Flag Football. Piedmont Park. Midtown Atlanta.
Ok so briefly getting into my new physical activity, I recently joined a flag-football league which I’ll describe more in the near future. But this team, a part of Atlanta Social Sports, meets once a week for about an hour for a kind of intense flag football game. On the team, you must have at least two girls on the team and playing at all times. We have three girls which means I’m most likely always in constant motion with very few rest breaks.
Day five: Gym Training.
Day five, I went to the gym for a short but effective workout. These workouts usually takes place when I don’t have much time so I spend each second very wisely.
There I did interval ladders on the treadmill and a ton of core training.
This week, I did more abs than I’ve done in a while and ran mostly outside. I’m trying to slim down my thighs so I find that running outdoors with natural elevation works better than treadmill drills. Not knocking the gym, but sometimes I’d rather be outdoor in nature adventuring instead of being caged in.

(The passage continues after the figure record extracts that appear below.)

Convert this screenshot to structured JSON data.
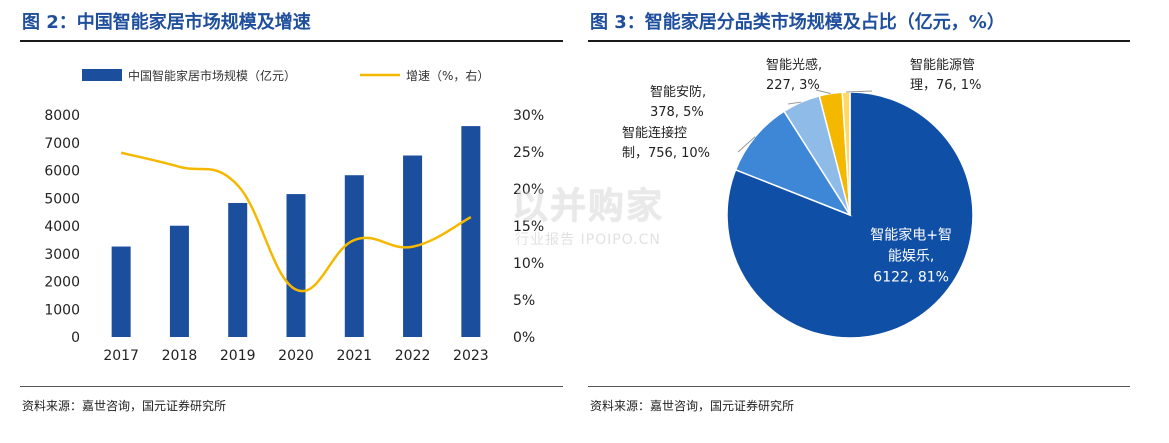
{
  "left_panel": {
    "title": "图 2：中国智能家居市场规模及增速",
    "source": "资料来源：嘉世咨询，国元证券研究所"
  },
  "right_panel": {
    "title": "图 3：智能家居分品类市场规模及占比（亿元，%）",
    "source": "资料来源：嘉世咨询，国元证券研究所"
  },
  "watermark": {
    "main": "以并购家",
    "sub": "行业报告 IPOIPO.CN"
  },
  "colors": {
    "bar": "#1b4f9e",
    "line": "#f5b800",
    "title": "#1f4e9c"
  },
  "chart_data": [
    {
      "type": "bar",
      "categories": [
        "2017",
        "2018",
        "2019",
        "2020",
        "2021",
        "2022",
        "2023"
      ],
      "series": [
        {
          "name": "中国智能家居市场规模（亿元）",
          "type": "bar",
          "axis": "left",
          "values": [
            3260,
            4010,
            4830,
            5150,
            5830,
            6540,
            7600
          ]
        },
        {
          "name": "增速（%，右）",
          "type": "line",
          "axis": "right",
          "values": [
            24.9,
            23.0,
            20.5,
            6.4,
            13.1,
            12.2,
            16.2
          ]
        }
      ],
      "ylim": [
        0,
        8000
      ],
      "y_ticks": [
        "0",
        "1000",
        "2000",
        "3000",
        "4000",
        "5000",
        "6000",
        "7000",
        "8000"
      ],
      "y2lim": [
        0,
        30
      ],
      "y2_ticks": [
        "0%",
        "5%",
        "10%",
        "15%",
        "20%",
        "25%",
        "30%"
      ],
      "legend_position": "top",
      "grid": false
    },
    {
      "type": "pie",
      "slices": [
        {
          "label_lines": [
            "智能家电+智",
            "能娱乐,",
            "6122, 81%"
          ],
          "value": 6122,
          "percent": 81,
          "color": "#0f4fa6",
          "label_inside": true
        },
        {
          "label_lines": [
            "智能连接控",
            "制，756, 10%"
          ],
          "value": 756,
          "percent": 10,
          "color": "#3d87d6",
          "label_inside": false
        },
        {
          "label_lines": [
            "智能安防,",
            "378, 5%"
          ],
          "value": 378,
          "percent": 5,
          "color": "#8fbbe9",
          "label_inside": false
        },
        {
          "label_lines": [
            "智能光感,",
            "227, 3%"
          ],
          "value": 227,
          "percent": 3,
          "color": "#f5b800",
          "label_inside": false
        },
        {
          "label_lines": [
            "智能能源管",
            "理，76, 1%"
          ],
          "value": 76,
          "percent": 1,
          "color": "#ffd966",
          "label_inside": false
        }
      ]
    }
  ]
}
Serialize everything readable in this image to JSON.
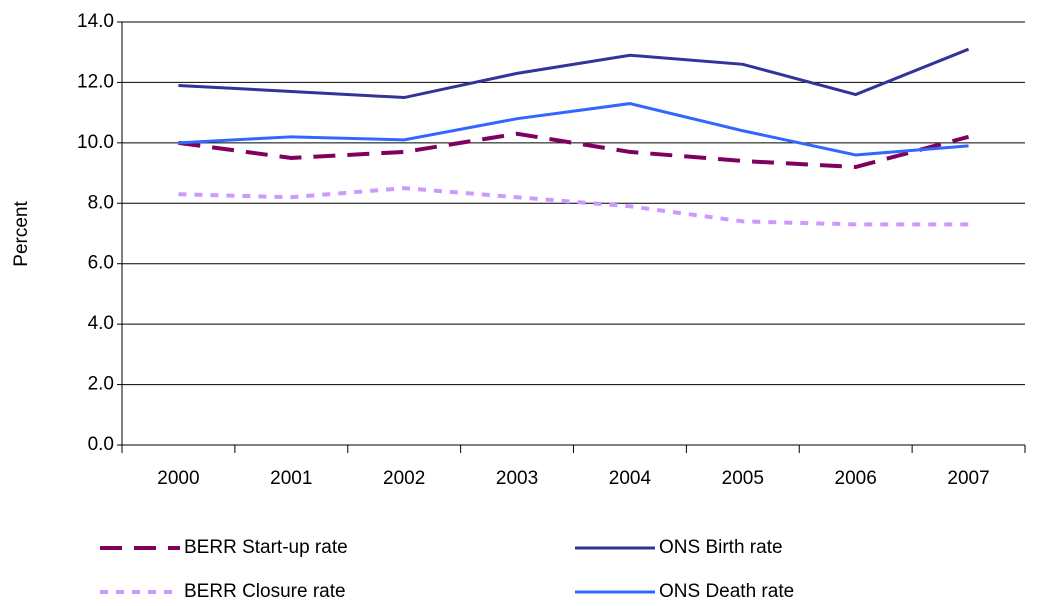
{
  "chart_data": {
    "type": "line",
    "y_label": "Percent",
    "categories": [
      "2000",
      "2001",
      "2002",
      "2003",
      "2004",
      "2005",
      "2006",
      "2007"
    ],
    "series": [
      {
        "name": "BERR Start-up rate",
        "color": "#800060",
        "dash": "dashed",
        "values": [
          10.0,
          9.5,
          9.7,
          10.3,
          9.7,
          9.4,
          9.2,
          10.2
        ]
      },
      {
        "name": "ONS Birth rate",
        "color": "#333399",
        "dash": "solid",
        "values": [
          11.9,
          11.7,
          11.5,
          12.3,
          12.9,
          12.6,
          11.6,
          13.1
        ]
      },
      {
        "name": "BERR Closure rate",
        "color": "#cc99ff",
        "dash": "dotted",
        "values": [
          8.3,
          8.2,
          8.5,
          8.2,
          7.9,
          7.4,
          7.3,
          7.3
        ]
      },
      {
        "name": "ONS Death rate",
        "color": "#3366ff",
        "dash": "solid",
        "values": [
          10.0,
          10.2,
          10.1,
          10.8,
          11.3,
          10.4,
          9.6,
          9.9
        ]
      }
    ],
    "ylim": [
      0,
      14
    ],
    "yticks": [
      {
        "value": 0,
        "label": "0.0"
      },
      {
        "value": 2,
        "label": "2.0"
      },
      {
        "value": 4,
        "label": "4.0"
      },
      {
        "value": 6,
        "label": "6.0"
      },
      {
        "value": 8,
        "label": "8.0"
      },
      {
        "value": 10,
        "label": "10.0"
      },
      {
        "value": 12,
        "label": "12.0"
      },
      {
        "value": 14,
        "label": "14.0"
      }
    ],
    "grid": true,
    "legend": "bottom"
  }
}
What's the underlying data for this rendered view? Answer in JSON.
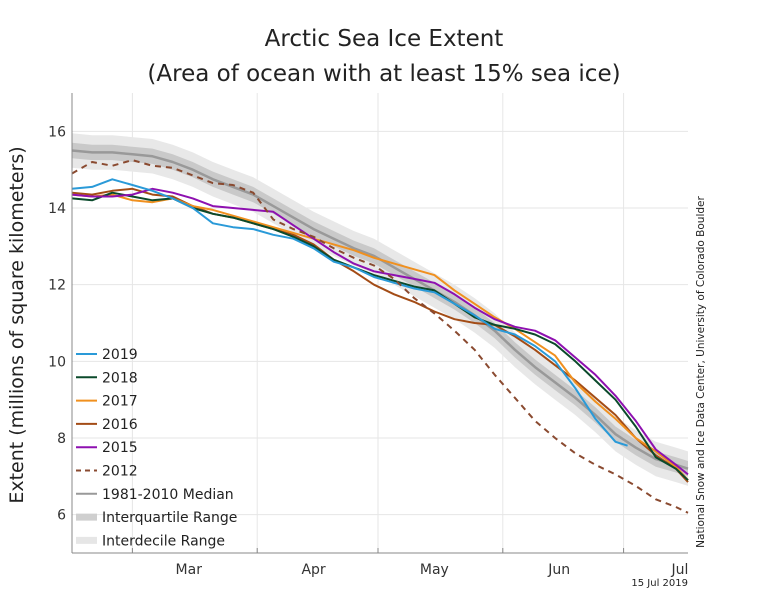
{
  "chart_data": {
    "type": "line",
    "title": "Arctic Sea Ice Extent",
    "subtitle": "(Area of ocean with at least 15% sea ice)",
    "ylabel": "Extent (millions of square kilometers)",
    "xlabel": "",
    "ylim": [
      5,
      17
    ],
    "yticks": [
      6,
      8,
      10,
      12,
      14,
      16
    ],
    "xlim": [
      45,
      198
    ],
    "month_labels": [
      {
        "label": "Mar",
        "x": 74
      },
      {
        "label": "Apr",
        "x": 105
      },
      {
        "label": "May",
        "x": 135
      },
      {
        "label": "Jun",
        "x": 166
      },
      {
        "label": "Jul",
        "x": 196
      }
    ],
    "month_boundaries": [
      60,
      91,
      121,
      152,
      182
    ],
    "grid": true,
    "legend_position": "left-bottom",
    "date_stamp": "15 Jul 2019",
    "credit": "National Snow and Ice Data Center, University of Colorado Boulder",
    "series": [
      {
        "name": "2019",
        "color": "#2a9ad8",
        "dash": "",
        "points": [
          [
            45,
            14.5
          ],
          [
            50,
            14.55
          ],
          [
            55,
            14.75
          ],
          [
            60,
            14.6
          ],
          [
            65,
            14.45
          ],
          [
            70,
            14.25
          ],
          [
            75,
            14.0
          ],
          [
            80,
            13.6
          ],
          [
            85,
            13.5
          ],
          [
            90,
            13.45
          ],
          [
            95,
            13.3
          ],
          [
            100,
            13.2
          ],
          [
            105,
            12.95
          ],
          [
            110,
            12.6
          ],
          [
            115,
            12.45
          ],
          [
            120,
            12.2
          ],
          [
            125,
            12.05
          ],
          [
            130,
            11.9
          ],
          [
            135,
            11.8
          ],
          [
            140,
            11.5
          ],
          [
            145,
            11.2
          ],
          [
            150,
            10.85
          ],
          [
            155,
            10.7
          ],
          [
            160,
            10.4
          ],
          [
            165,
            10.0
          ],
          [
            170,
            9.3
          ],
          [
            175,
            8.5
          ],
          [
            180,
            7.9
          ],
          [
            183,
            7.8
          ]
        ]
      },
      {
        "name": "2018",
        "color": "#0b4a2b",
        "dash": "",
        "points": [
          [
            45,
            14.25
          ],
          [
            50,
            14.2
          ],
          [
            55,
            14.4
          ],
          [
            60,
            14.3
          ],
          [
            65,
            14.2
          ],
          [
            70,
            14.25
          ],
          [
            75,
            14.0
          ],
          [
            80,
            13.85
          ],
          [
            85,
            13.75
          ],
          [
            90,
            13.6
          ],
          [
            95,
            13.45
          ],
          [
            100,
            13.25
          ],
          [
            105,
            13.0
          ],
          [
            110,
            12.65
          ],
          [
            115,
            12.45
          ],
          [
            120,
            12.25
          ],
          [
            125,
            12.1
          ],
          [
            130,
            11.95
          ],
          [
            135,
            11.85
          ],
          [
            140,
            11.5
          ],
          [
            145,
            11.15
          ],
          [
            150,
            10.95
          ],
          [
            155,
            10.85
          ],
          [
            160,
            10.7
          ],
          [
            165,
            10.45
          ],
          [
            170,
            10.0
          ],
          [
            175,
            9.5
          ],
          [
            180,
            9.0
          ],
          [
            185,
            8.3
          ],
          [
            190,
            7.5
          ],
          [
            195,
            7.2
          ],
          [
            198,
            6.9
          ]
        ]
      },
      {
        "name": "2017",
        "color": "#f0901f",
        "dash": "",
        "points": [
          [
            45,
            14.35
          ],
          [
            50,
            14.3
          ],
          [
            55,
            14.35
          ],
          [
            60,
            14.2
          ],
          [
            65,
            14.15
          ],
          [
            70,
            14.25
          ],
          [
            75,
            14.05
          ],
          [
            80,
            13.95
          ],
          [
            85,
            13.8
          ],
          [
            90,
            13.65
          ],
          [
            95,
            13.5
          ],
          [
            100,
            13.35
          ],
          [
            105,
            13.2
          ],
          [
            110,
            13.05
          ],
          [
            115,
            12.9
          ],
          [
            120,
            12.7
          ],
          [
            125,
            12.55
          ],
          [
            130,
            12.4
          ],
          [
            135,
            12.25
          ],
          [
            140,
            11.85
          ],
          [
            145,
            11.5
          ],
          [
            150,
            11.15
          ],
          [
            155,
            10.85
          ],
          [
            160,
            10.5
          ],
          [
            165,
            10.15
          ],
          [
            170,
            9.45
          ],
          [
            175,
            8.95
          ],
          [
            180,
            8.5
          ],
          [
            185,
            8.0
          ],
          [
            190,
            7.65
          ],
          [
            195,
            7.25
          ],
          [
            198,
            6.9
          ]
        ]
      },
      {
        "name": "2016",
        "color": "#a34c16",
        "dash": "",
        "points": [
          [
            45,
            14.4
          ],
          [
            50,
            14.35
          ],
          [
            55,
            14.45
          ],
          [
            60,
            14.5
          ],
          [
            65,
            14.35
          ],
          [
            70,
            14.3
          ],
          [
            75,
            14.05
          ],
          [
            80,
            13.85
          ],
          [
            85,
            13.75
          ],
          [
            90,
            13.6
          ],
          [
            95,
            13.45
          ],
          [
            100,
            13.3
          ],
          [
            105,
            13.05
          ],
          [
            110,
            12.65
          ],
          [
            115,
            12.35
          ],
          [
            120,
            12.0
          ],
          [
            125,
            11.75
          ],
          [
            130,
            11.55
          ],
          [
            135,
            11.3
          ],
          [
            140,
            11.1
          ],
          [
            145,
            11.0
          ],
          [
            150,
            10.95
          ],
          [
            155,
            10.65
          ],
          [
            160,
            10.3
          ],
          [
            165,
            9.9
          ],
          [
            170,
            9.5
          ],
          [
            175,
            9.05
          ],
          [
            180,
            8.6
          ],
          [
            185,
            8.0
          ],
          [
            190,
            7.55
          ],
          [
            195,
            7.2
          ],
          [
            198,
            6.85
          ]
        ]
      },
      {
        "name": "2015",
        "color": "#8e10b0",
        "dash": "",
        "points": [
          [
            45,
            14.35
          ],
          [
            50,
            14.3
          ],
          [
            55,
            14.3
          ],
          [
            60,
            14.35
          ],
          [
            65,
            14.5
          ],
          [
            70,
            14.4
          ],
          [
            75,
            14.25
          ],
          [
            80,
            14.05
          ],
          [
            85,
            14.0
          ],
          [
            90,
            13.95
          ],
          [
            95,
            13.9
          ],
          [
            100,
            13.55
          ],
          [
            105,
            13.2
          ],
          [
            110,
            12.85
          ],
          [
            115,
            12.55
          ],
          [
            120,
            12.35
          ],
          [
            125,
            12.25
          ],
          [
            130,
            12.15
          ],
          [
            135,
            12.05
          ],
          [
            140,
            11.75
          ],
          [
            145,
            11.4
          ],
          [
            150,
            11.1
          ],
          [
            155,
            10.9
          ],
          [
            160,
            10.8
          ],
          [
            165,
            10.55
          ],
          [
            170,
            10.1
          ],
          [
            175,
            9.65
          ],
          [
            180,
            9.1
          ],
          [
            185,
            8.45
          ],
          [
            190,
            7.7
          ],
          [
            195,
            7.3
          ],
          [
            198,
            7.05
          ]
        ]
      },
      {
        "name": "2012",
        "color": "#8a4a30",
        "dash": "6,5",
        "points": [
          [
            45,
            14.9
          ],
          [
            50,
            15.2
          ],
          [
            55,
            15.1
          ],
          [
            60,
            15.25
          ],
          [
            65,
            15.1
          ],
          [
            70,
            15.05
          ],
          [
            75,
            14.85
          ],
          [
            80,
            14.65
          ],
          [
            85,
            14.6
          ],
          [
            90,
            14.4
          ],
          [
            95,
            13.7
          ],
          [
            100,
            13.45
          ],
          [
            105,
            13.25
          ],
          [
            110,
            12.95
          ],
          [
            115,
            12.7
          ],
          [
            120,
            12.5
          ],
          [
            125,
            12.15
          ],
          [
            130,
            11.65
          ],
          [
            135,
            11.25
          ],
          [
            140,
            10.8
          ],
          [
            145,
            10.3
          ],
          [
            150,
            9.65
          ],
          [
            155,
            9.05
          ],
          [
            160,
            8.45
          ],
          [
            165,
            8.0
          ],
          [
            170,
            7.6
          ],
          [
            175,
            7.3
          ],
          [
            180,
            7.05
          ],
          [
            185,
            6.75
          ],
          [
            190,
            6.4
          ],
          [
            195,
            6.2
          ],
          [
            198,
            6.05
          ]
        ]
      },
      {
        "name": "1981-2010 Median",
        "color": "#999999",
        "dash": "",
        "points": [
          [
            45,
            15.5
          ],
          [
            50,
            15.45
          ],
          [
            55,
            15.45
          ],
          [
            60,
            15.4
          ],
          [
            65,
            15.35
          ],
          [
            70,
            15.2
          ],
          [
            75,
            15.0
          ],
          [
            80,
            14.75
          ],
          [
            85,
            14.55
          ],
          [
            90,
            14.35
          ],
          [
            95,
            14.05
          ],
          [
            100,
            13.75
          ],
          [
            105,
            13.45
          ],
          [
            110,
            13.2
          ],
          [
            115,
            12.95
          ],
          [
            120,
            12.75
          ],
          [
            125,
            12.45
          ],
          [
            130,
            12.15
          ],
          [
            135,
            11.85
          ],
          [
            140,
            11.55
          ],
          [
            145,
            11.2
          ],
          [
            150,
            10.8
          ],
          [
            155,
            10.3
          ],
          [
            160,
            9.85
          ],
          [
            165,
            9.45
          ],
          [
            170,
            9.05
          ],
          [
            175,
            8.6
          ],
          [
            180,
            8.1
          ],
          [
            185,
            7.75
          ],
          [
            190,
            7.45
          ],
          [
            195,
            7.3
          ],
          [
            198,
            7.2
          ]
        ]
      }
    ],
    "bands": [
      {
        "name": "Interquartile Range",
        "color": "#c9c9c9",
        "half_width": 0.2
      },
      {
        "name": "Interdecile Range",
        "color": "#e8e8e8",
        "half_width": 0.45
      }
    ]
  }
}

Didn’t really document my eating habits this week, but I’ve been eating a lot of the healthy options at my job. I work at an American restaurant so that usually means a lot of salads, salmon and grilled sandwiches. I try really hard to stay away from fried foods such as tator-tots, but sometimes they can be very tempting to resist. I did decide to buy some whey chocolate protein powder from Walgreens. I know this isn’t the best of the best, but I’ll try it out to see if this is something I could really benefit from. The more I get into this, I’ll upgrade it.
My typical shake ingredients:
- 1 scoop of whey protein
- 1 banana
- 1 tablespoon of peanut butter
- 1/2 cup of oats
- Cup of Almond Milk (either vanilla or chocolate)
I use my Bullet Magic for a quick easy blend.